Indianapolis — Advocates for children with special needs are backing legislation aimed at reducing the use of physical restraints and locked isolation rooms to discipline students.
The bill, authored by Republican state Sen. Randy Head of Logansport, would require all schools in Indiana to develop seclusion and restraint policies that meet certain standards and to train staff in their appropriate use.
Senate Bill 345 would also require schools to document and report to both parents and the state when those techniques are used.

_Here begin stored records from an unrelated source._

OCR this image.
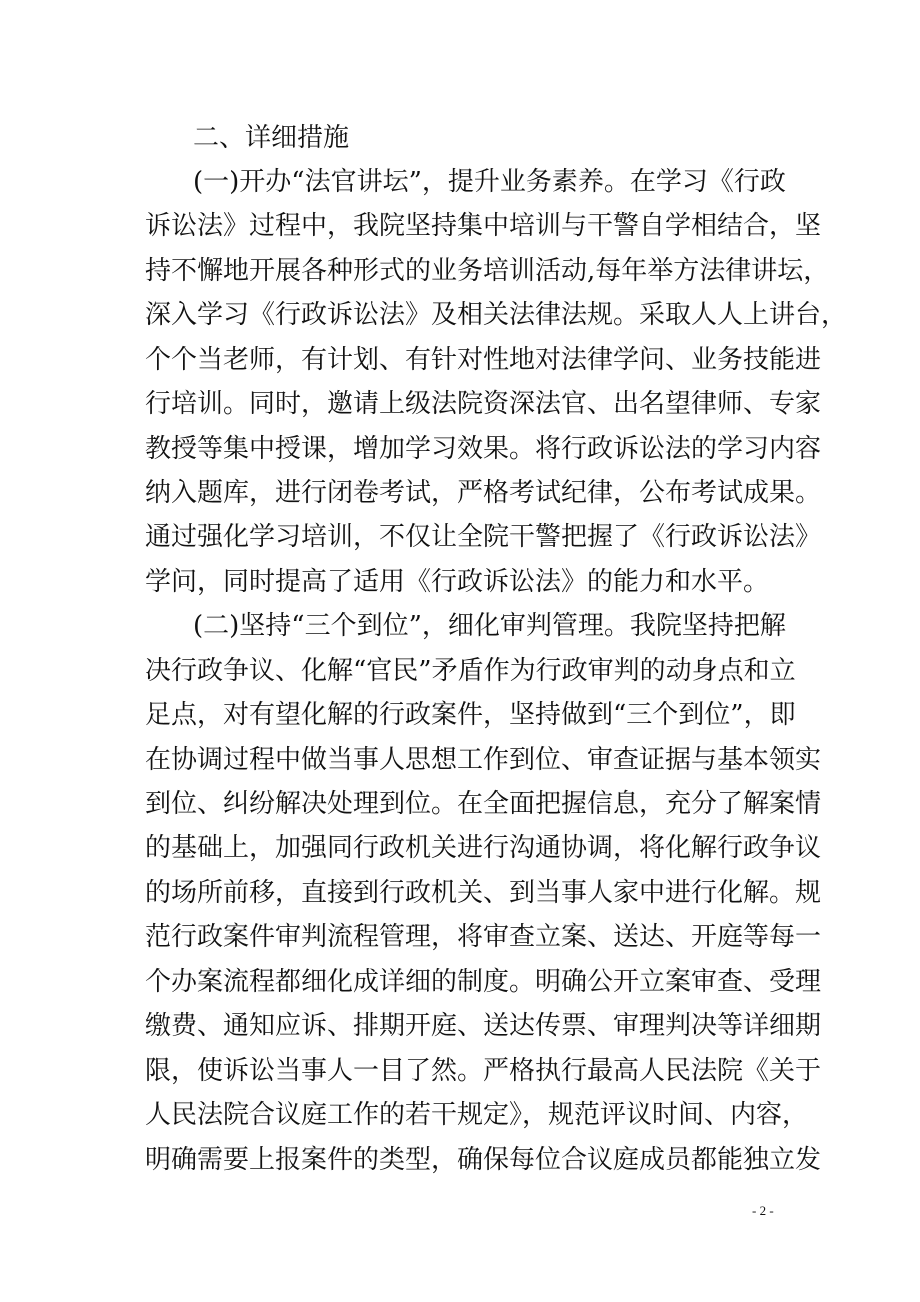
二、详细措施
(一)开办“法官讲坛”，提升业务素养。在学习《行政
诉讼法》过程中，我院坚持集中培训与干警自学相结合，坚
持不懈地开展各种形式的业务培训活动,每年举方法律讲坛，
深入学习《行政诉讼法》及相关法律法规。采取人人上讲台，
个个当老师，有计划、有针对性地对法律学问、业务技能进
行培训。同时，邀请上级法院资深法官、出名望律师、专家
教授等集中授课，增加学习效果。将行政诉讼法的学习内容
纳入题库，进行闭卷考试，严格考试纪律，公布考试成果。
通过强化学习培训，不仅让全院干警把握了《行政诉讼法》
学问，同时提高了适用《行政诉讼法》的能力和水平。
(二)坚持“三个到位”，细化审判管理。我院坚持把解
决行政争议、化解“官民”矛盾作为行政审判的动身点和立
足点，对有望化解的行政案件，坚持做到“三个到位”，即
在协调过程中做当事人思想工作到位、审查证据与基本领实
到位、纠纷解决处理到位。在全面把握信息，充分了解案情
的基础上，加强同行政机关进行沟通协调，将化解行政争议
的场所前移，直接到行政机关、到当事人家中进行化解。规
范行政案件审判流程管理，将审查立案、送达、开庭等每一
个办案流程都细化成详细的制度。明确公开立案审查、受理
缴费、通知应诉、排期开庭、送达传票、审理判决等详细期
限，使诉讼当事人一目了然。严格执行最高人民法院《关于
人民法院合议庭工作的若干规定》，规范评议时间、内容，
明确需要上报案件的类型，确保每位合议庭成员都能独立发
- 2 -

The push for the legislation started last year, after the U.S. Department of Education released a study that found tens of thousands of students across the U.S. — most of them disabled — had been strapped down, physically restrained, or locked into isolation rooms by teachers or school staff to keep order in their classrooms. In some cases, the techniques led to injury and death.
Head wants the legislation to apply to all schools — public, charter and private — but some private and charter schools are lobbying to be excluded. His bill was scheduled for a committee hearing Tuesday but was postponed.
“No one should be able to put a kid in a sleeper hold or lock him in a closet, no matter where parents decide to place their kids,” Head said.
Though the legislation would cover all students — not just those with physical, mental or emotional disabilities — it has its strongest backing from organizations that advocate for children with special needs.
The U.S. Department of Education study released last year found that about 70 percent of the nearly 40,000 students who were restrained or isolated in seclusion rooms during the 2009-10 school year had learning, behavioral, physical or developmental needs. The study also found that African-American and Hispanic students were also disproportionately isolated or restrained.
Kim Dodson, assistant executive director of The Arc of Indiana, said Indiana has laws that cover the use of physical restraints and isolation rooms in state prisons, juvenile facilities and nursing homes. But no law that sets the standards for when they can be used in school.